One of the best pieces of writing advice I got as an undergraduate was from my first medievalist mentor: "Write your introduction last. You can't write it until you actually know what you're introducing." I still think that's good advice, but with a caveat: you write the first draft of your introduction after the first draft of the work. Then you revise the work, and revise the introduction. And again. And again.
I started the introduction to this book MS almost two years ago, back when I had to give a presentation at Fellowship Institute (see here and here for the tale, and here for my realization that it actually was the introduction that I had been writing). It's gone through some changes: a lot of the gratuitous theory references have been moved to the footnotes, and are only alluded to in the text. I've added more concrete background for the nonspecialist. And since most of the chapters took their final shape only after I had written my presentation, there were a lot of changes.
Still, today I read over my introduction, and I was taken back to about 21 months ago, when these ideas were new, and I was having epiphanies left and right. Some of them turned out to be very important; others, less so. But that ongoing wrestling with the big ideas was just that: ongoing. The thought of the journey from there (and even further back) to here, one week before submission, has got me feeling a bit reflective. So expect a few more navel-gazing posts over the next couple of weeks.
Your humble correspondent, pictured here with a lapful of vintage theory, 21 months ago in Fellowship City office.
6 comments:
Oooh, Goffman... it's been a long while, but I still remember the "Normal Appearances" chapter of Relations in Public--complicated meta-presentations like the appearance of normality rendered so as to convey that it's actually not real, and on from there. (I think I may have been stoned when I read it, which no doubt impaired my understanding but probably increased my bedazzlement.) He was what we used to call a wig. Thanks for evoking that faint memory.
That looks like a really cool desk, and an office conducive to getting real work done (unlike my windowless basement office that's a sauna, but I digress).

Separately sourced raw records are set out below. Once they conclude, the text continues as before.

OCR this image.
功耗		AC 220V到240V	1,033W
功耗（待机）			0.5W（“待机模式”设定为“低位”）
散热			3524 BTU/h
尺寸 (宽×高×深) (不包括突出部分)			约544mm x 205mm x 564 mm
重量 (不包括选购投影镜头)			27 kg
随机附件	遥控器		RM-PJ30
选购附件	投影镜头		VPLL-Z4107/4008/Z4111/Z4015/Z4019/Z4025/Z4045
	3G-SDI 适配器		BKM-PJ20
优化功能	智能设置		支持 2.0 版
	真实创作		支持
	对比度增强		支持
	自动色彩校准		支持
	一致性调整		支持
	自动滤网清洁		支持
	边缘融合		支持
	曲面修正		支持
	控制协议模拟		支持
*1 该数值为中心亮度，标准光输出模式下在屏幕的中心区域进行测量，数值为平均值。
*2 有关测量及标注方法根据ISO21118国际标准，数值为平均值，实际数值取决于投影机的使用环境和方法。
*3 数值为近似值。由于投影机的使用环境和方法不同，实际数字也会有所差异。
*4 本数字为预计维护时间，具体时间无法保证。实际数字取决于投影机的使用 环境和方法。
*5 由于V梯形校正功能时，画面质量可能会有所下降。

My best piece of writing advice came from Prolific Prof., for whom I was a research assistant in grad school, and he told me this when I mentioned my difficulties with conclusions (apparently they are everyone's and not just mine): "Write the introduction last, then revise the whole piece, then revise the conclusion, and then revise the introduction again." Seemed crazy to me at the time, I wouldn't have known what revision was if it hit me with a stick. I was shocked to hear that HE revised things.
Anyway, congrats on such major progress on the conclusion, and good luck wrapping up the book!!
I know this advice, but I always write something because I have to start from somewhere -- I can't start writing in the middle, usually. Then I go back again and again to see what else it needs.
And your fellowship city office:way cool.
I remember that picture!
This is all good advice, and the kind of thing that I'll be sharing with my students this fall in their Boot Camp course.
And S -- Shit. Am I recycling photos?